GetPtr work differently when it is return from fuction (maybe a bug)

I am using rdataframe and am confused by the result of GetPtr() from the following snippet

{
    ROOT::RDataFrame d(2000000);
    auto dd = d.Define("x", [](){ return gRandom->Uniform(-5.,  5.); });

    auto getTH1DFunc = [&dd]() {
        return
            dd.Histo1D({"", "", 100, -5, 5}, {"x"});
    };

    auto getTH1DPtrFunc = [&dd]() {
        return
            dd.Histo1D({"", "", 100, -5, 5}, {"x"}).GetPtr();
    };

    auto getTH1DPtrFunc2 = [&dd]() -> TH1D* {
        return
            dynamic_cast<TH1D *>(dd.Histo1D({"", "", 100, -5, 5}, {"x"}).GetPtr());
    };

    cout << "Histo1D direct Print:           ";
    getTH1DFunc()->Print();
    cout << "Histo1D.GetPtr() direct Print:  ";
    getTH1DFunc().GetPtr()->Print();
    cout << "Func returned Histo1D:          ";
    getTH1DPtrFunc()->Print();
    cout << "Func returned Histo1D and cast: ";
    getTH1DPtrFunc2()->Print();
}

The above snippet gives the result as

Histo1D direct Print:           TH1.Print Name  = , Entries= 2000000, Total sum= 2e+06
Histo1D.GetPtr() direct Print:  TH1.Print Name  = , Entries= 2000000, Total sum= 2e+06
Func returned Histo1D:          OBJ: TObject    TObject Basic ROOT object
Func returned Histo1D and cast: OBJ: TObject    TObject Basic ROOT object

Why does the pointer of GetPtr() lose the class information when it is returned by a function (lambda and normal function give the same results)?

Is it a bug or a mistake in my cpp code?

My root version is

ROOT Version: 6.26/04
Built for linuxx8664gcc on Jun 07 2022, 16:01:16
From tags/v6-26-04@v6-26-04

Thank you very much!

I also check the results of ClassName and Class_Name as

    cout << "Histo1D.ClassName:                 " << getTH1DFunc()->ClassName() << endl;
    cout << "Histo1D.Class_Name:                " << getTH1DFunc()->Class_Name() << endl;

    cout << "Func returned Histo1D.ClassName:   " << getTH1DPtrFunc()->ClassName() << endl;
    cout << "Func returned Histo1D.Class_Name:  " << getTH1DPtrFunc()->Class_Name() << endl;

The results are

Histo1D.ClassName:                 TH1D
Histo1D.Class_Name:                TH1D
Func returned Histo1D.ClassName:   TObject
Func returned Histo1D.Class_Name:  TH1D

It also confused me following the discussion about the ClassName and Class_Name in the https://root-forum.cern.ch/t/classname-vs-class-name/51479

Hi @qiutum ,

classic C++ lifetimes shenanigans!

Here you are returning a non-owning pointer to the underlying histogram, so the underlying histogram object gets destructed at the end of the function scope, when the RResultPtr<TH1D> returned by the Histo1D call (which is owning) goes out of scope.

Simplest solution: directly return and pass around RResultPtr<T>s instead of T*s:

auto getTH1DPtrFunc = [&dd] {
    return dd.Histo1D({"", "", 100, -5, 5}, {"x"});
};

This has a huge other advantage: if you call GetPtr after each Histo1D (or other actions), RDF is forced to run one event loop per action to produce the result right there and then, in order to return a valid pointer from GetPtr.

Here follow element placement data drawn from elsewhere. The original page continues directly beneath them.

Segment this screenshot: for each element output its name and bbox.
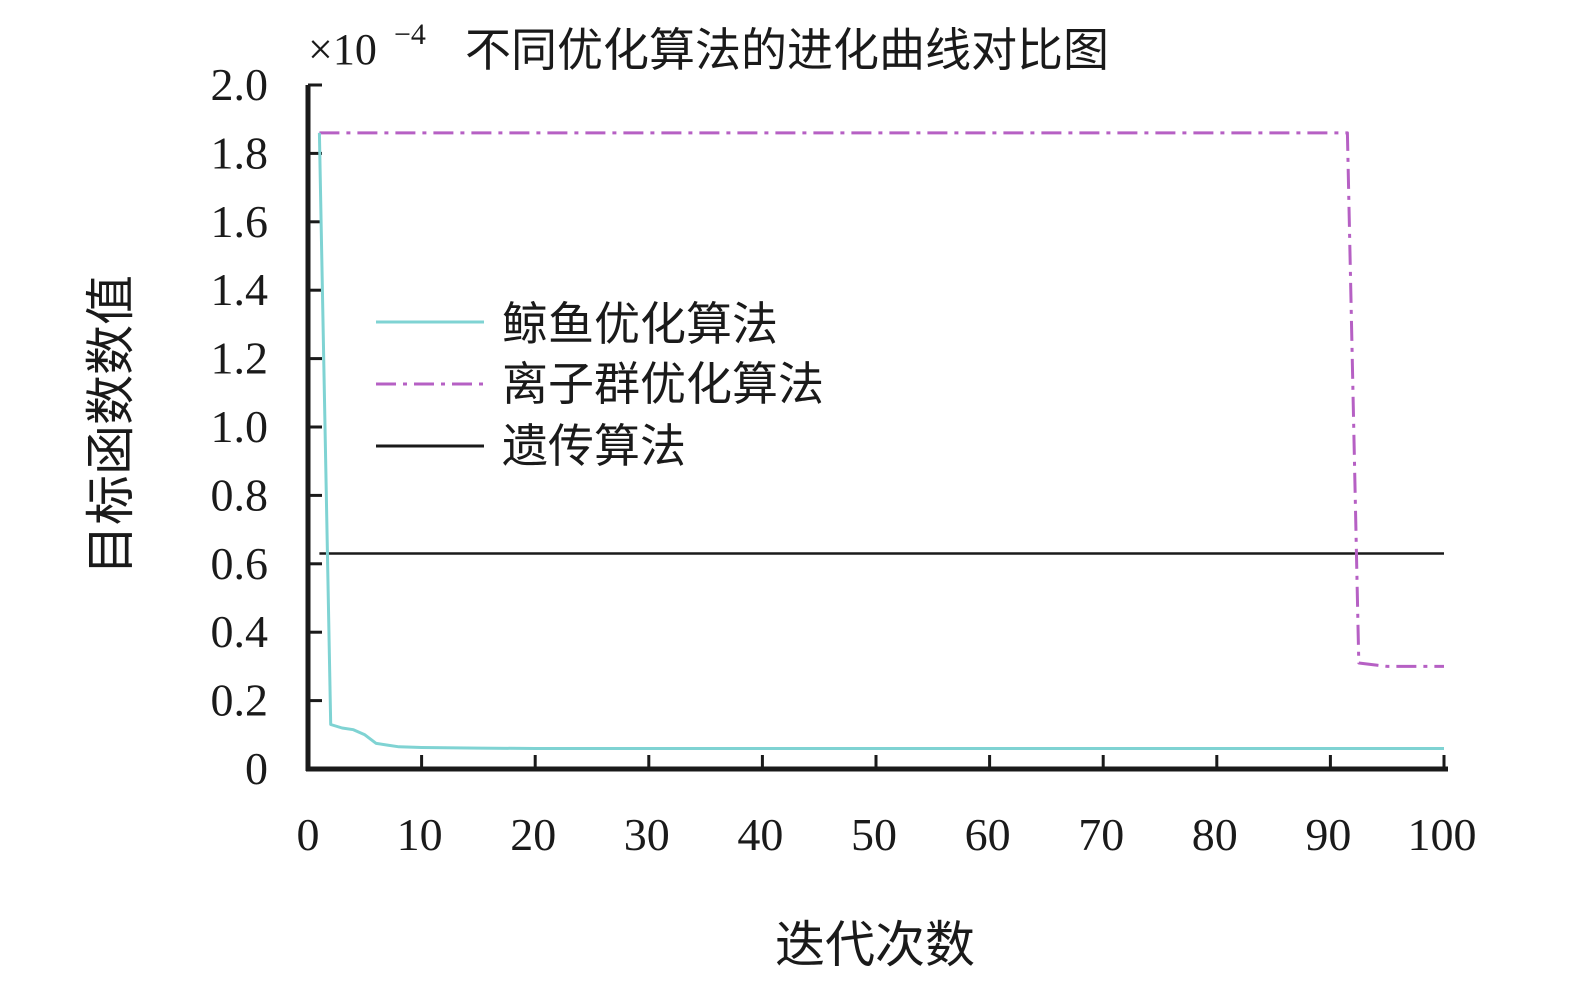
y-axis-title: 目标函数数值 — [82, 275, 140, 575]
x-tick-label: 20 — [510, 809, 556, 860]
series-line-whale — [317, 132, 1444, 750]
y-tick-label: 0.4 — [211, 606, 269, 657]
y-tick-label: 1.2 — [211, 333, 269, 384]
legend-label-whale: 鲸鱼优化算法 — [502, 297, 778, 351]
x-tick-label: 90 — [1305, 809, 1351, 860]
legend-label-ga: 遗传算法 — [502, 419, 686, 473]
x-tick-label: 0 — [297, 809, 320, 860]
x-tick-label: 60 — [965, 809, 1011, 860]
x-tick-label: 50 — [851, 809, 897, 860]
y-tick-label: 1.6 — [211, 196, 269, 247]
y-tick-label: 1.8 — [211, 127, 269, 178]
legend-label-pso: 离子群优化算法 — [502, 357, 824, 411]
x-axis-title: 迭代次数 — [775, 916, 975, 974]
scale-factor-exponent: −4 — [394, 18, 426, 51]
y-tick-label: 0 — [245, 743, 268, 794]
x-axis-ticks: 0 10 20 30 40 50 60 70 80 90 100 — [297, 755, 1477, 860]
x-tick-label: 40 — [737, 809, 783, 860]
x-tick-label: 100 — [1408, 809, 1477, 860]
legend: 鲸鱼优化算法 离子群优化算法 遗传算法 — [376, 297, 824, 473]
series-layer — [317, 131, 1444, 750]
y-tick-label: 1.0 — [211, 401, 269, 452]
y-tick-label: 0.6 — [211, 538, 269, 589]
x-tick-label: 70 — [1078, 809, 1124, 860]
y-tick-label: 0.2 — [211, 675, 269, 726]
x-tick-label: 80 — [1192, 809, 1238, 860]
y-tick-label: 0.8 — [211, 469, 269, 520]
y-tick-label: 2.0 — [211, 59, 269, 110]
series-line-pso — [319, 131, 1444, 668]
scale-factor-base: ×10 — [308, 25, 377, 74]
x-tick-label: 30 — [624, 809, 670, 860]
chart-title: 不同优化算法的进化曲线对比图 — [465, 23, 1109, 77]
x-tick-label: 10 — [397, 809, 443, 860]
y-axis-ticks: 0 0.2 0.4 0.6 0.8 1.0 1.2 1.4 1.6 1.8 2.0 — [211, 59, 322, 794]
y-tick-label: 1.4 — [211, 264, 269, 315]
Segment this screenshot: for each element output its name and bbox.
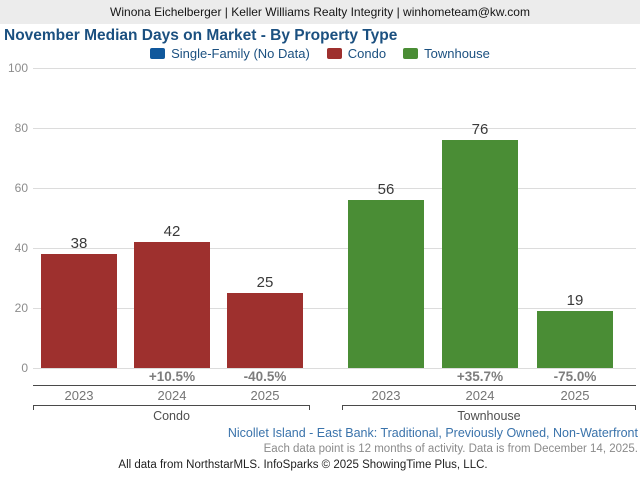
year-label-condo-2023: 2023 xyxy=(64,388,94,403)
legend-item-condo[interactable]: Condo xyxy=(326,45,387,61)
header-bar: Winona Eichelberger | Keller Williams Re… xyxy=(0,0,640,24)
gridline-20 xyxy=(33,308,636,309)
pct-change-townhouse-2024: +35.7% xyxy=(456,369,504,384)
bar-townhouse-2023[interactable] xyxy=(348,200,424,368)
bar-condo-2024[interactable] xyxy=(134,242,210,368)
chart-title: November Median Days on Market - By Prop… xyxy=(4,27,398,44)
group-label-condo: Condo xyxy=(153,409,190,423)
legend-swatch-townhouse xyxy=(403,47,419,59)
legend-label-single-family: Single-Family (No Data) xyxy=(171,45,310,61)
legend-swatch-condo xyxy=(326,47,342,59)
legend-item-townhouse[interactable]: Townhouse xyxy=(403,46,490,61)
bar-value-townhouse-2025: 19 xyxy=(566,292,584,309)
bar-value-condo-2025: 25 xyxy=(256,274,274,291)
bar-value-townhouse-2023: 56 xyxy=(377,181,395,198)
year-label-condo-2024: 2024 xyxy=(157,388,187,403)
legend-label-condo: Condo xyxy=(347,45,387,61)
bar-value-condo-2023: 38 xyxy=(70,235,88,252)
y-tick-label-40: 40 xyxy=(14,241,28,255)
footer-filter-line: Nicollet Island - East Bank: Traditional… xyxy=(227,426,638,440)
chart-legend: Single-Family (No Data) Condo Townhouse xyxy=(0,45,640,61)
year-label-townhouse-2023: 2023 xyxy=(371,388,401,403)
bar-townhouse-2025[interactable] xyxy=(537,311,613,368)
bar-condo-2023[interactable] xyxy=(41,254,117,368)
gridline-40 xyxy=(33,248,636,249)
group-label-townhouse: Townhouse xyxy=(457,409,521,423)
bar-value-condo-2024: 42 xyxy=(163,223,181,240)
group-bracket-townhouse xyxy=(342,405,636,410)
footer-attribution: All data from NorthstarMLS. InfoSparks ©… xyxy=(118,459,488,471)
y-tick-label-0: 0 xyxy=(21,361,28,375)
group-bracket-condo xyxy=(33,405,310,410)
gridline-0 xyxy=(33,368,636,369)
bar-condo-2025[interactable] xyxy=(227,293,303,368)
y-tick-label-80: 80 xyxy=(14,121,28,135)
agent-contact-line: Winona Eichelberger | Keller Williams Re… xyxy=(110,5,530,19)
x-axis-line xyxy=(33,385,636,386)
y-tick-label-20: 20 xyxy=(14,301,28,315)
year-label-condo-2025: 2025 xyxy=(250,388,280,403)
y-tick-label-100: 100 xyxy=(7,61,28,75)
bar-value-townhouse-2024: 76 xyxy=(471,121,489,138)
footer-data-note: Each data point is 12 months of activity… xyxy=(263,443,638,455)
legend-item-single-family[interactable]: Single-Family (No Data) xyxy=(150,46,310,61)
gridline-100 xyxy=(33,68,636,69)
gridline-80 xyxy=(33,128,636,129)
pct-change-condo-2025: -40.5% xyxy=(243,369,287,384)
legend-label-townhouse: Townhouse xyxy=(424,45,490,61)
year-label-townhouse-2025: 2025 xyxy=(560,388,590,403)
year-label-townhouse-2024: 2024 xyxy=(465,388,495,403)
legend-swatch-single-family xyxy=(150,47,166,59)
gridline-60 xyxy=(33,188,636,189)
bar-townhouse-2024[interactable] xyxy=(442,140,518,368)
pct-change-condo-2024: +10.5% xyxy=(148,369,196,384)
pct-change-townhouse-2025: -75.0% xyxy=(553,369,597,384)
y-tick-label-60: 60 xyxy=(14,181,28,195)
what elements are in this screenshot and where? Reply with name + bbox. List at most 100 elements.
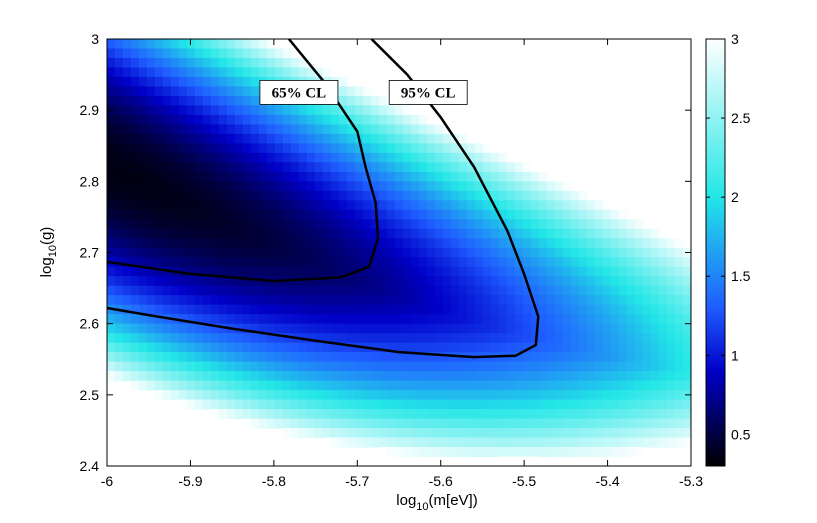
heatmap-cell [419, 228, 428, 239]
heatmap-cell [307, 228, 316, 239]
heatmap-cell [571, 352, 580, 363]
heatmap-cell [571, 380, 580, 391]
heatmap-cell [115, 67, 124, 78]
heatmap-cell [475, 371, 484, 382]
heatmap-cell [155, 323, 164, 334]
heatmap-cell [379, 371, 388, 382]
heatmap-cell [187, 247, 196, 258]
heatmap-cell [515, 352, 524, 363]
heatmap-cell [107, 162, 116, 173]
heatmap-cell [139, 57, 148, 69]
heatmap-cell [115, 266, 124, 277]
heatmap-cell [571, 428, 580, 439]
heatmap-cell [643, 371, 652, 382]
heatmap-cell [371, 352, 380, 363]
heatmap-cell [219, 276, 228, 287]
heatmap-cell [131, 200, 140, 211]
heatmap-cell [219, 399, 228, 410]
heatmap-cell [483, 228, 492, 239]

If you return RResultPtrs instead, that does not trigger the event loop, and it will be triggered only upon first access to any of the results, producing all of them in the same event loop. That should provide a huge speed-up.

Cheers,
Enrico

This topic was automatically closed 14 days after the last reply. New replies are no longer allowed.